Serangan di sekitar rumah sakit itu kembali menegaskan rapuhnya keselamatan warga sipil di Gaza. Area yang semestinya menjadi ruang perlindungan medis justru kembali menjadi lokasi jatuhnya korban.

Serangan meluas ke Gaza tengah dan selatan

Pada hari yang sama, artileri Israel juga menggempur wilayah timur dan selatan Kota Khan Younis di Gaza selatan. Serangan lain turut dilaporkan menghantam Kamp Pengungsi Al-Bureij di Gaza tengah.

Beberapa jam kemudian, seorang warga Palestina lainnya tewas dalam serangan drone Israel di dekat Pasar Firas, salah satu pusat perdagangan tersibuk di Kota Gaza. Sejumlah warga lain juga dilaporkan terluka akibat serangan tersebut.

Pasukan Israel juga merobohkan sejumlah rumah warga di sebelah timur Beit Lahiya, Gaza utara.
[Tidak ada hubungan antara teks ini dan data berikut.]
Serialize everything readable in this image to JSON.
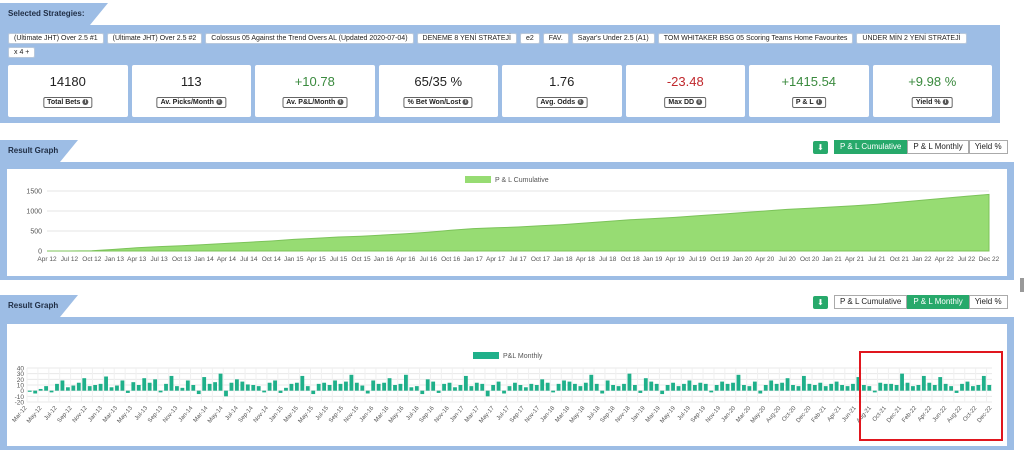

Kerusakan itu memperburuk kondisi permukiman yang sudah hancur akibat konflik berkepanjangan sejak Oktober 2023.

Korban terus bertambah meski ada jeda konflik

Menurut data Kantor Media Pemerintah Gaza, sedikitnya 922 warga Palestina tewas dan 2.786 lainnya terluka sejak gencatan senjata mulai berlaku pada Oktober lalu. Angka itu menunjukkan bahwa jeda konflik belum benar-benar menghentikan korban jiwa di wilayah tersebut.

Otoritas Palestina juga mencatat lebih dari 72.000 warga tewas dan sekitar 172.000 lainnya terluka sejak perang pecah pada Oktober 2023. Serangan yang terus terjadi membuat warga sipil tetap berada dalam ancaman langsung, termasuk pada momentum keagamaan yang seharusnya berlangsung damai.

Ketegangan juga meningkat di Tepi Barat

Situasi di Tepi Barat yang diduduki ikut memanas bersamaan dengan eskalasi di Gaza. Kelompok pemukim Israel dilaporkan menyerang sejumlah rumah warga Palestina di Kota Beita, selatan Nablus, dengan melempari rumah memakai batu dan merusak kendaraan milik warga.

Pasukan Israel juga disebut menembakkan bom suar ke udara selama insiden berlangsung. Di wilayah Masafer Yatta, selatan Hebron, pemukim Israel dilaporkan merusak lahan pertanian warga Palestina dan menghancurkan sejumlah pohon.

Komisi Perlawanan Tembok dan Permukiman Palestina mencatat sedikitnya 540 serangan pemukim terhadap warga Palestina dan properti mereka sepanjang April 2026. Serangan itu mencakup kekerasan fisik, pembakaran lahan, perusakan pohon, hingga penghancuran rumah dan bangunan pertanian.

Ketegangan di Tepi Barat terus meningkat sejak perang Gaza dimulai pada Oktober 2023. Data Palestina menunjukkan sedikitnya 1.168 warga tewas, 12.666 orang terluka, sekitar 33.000 warga mengungsi, serta hampir 23.000 orang ditahan dalam berbagai operasi militer dan serangan pemukim Israel.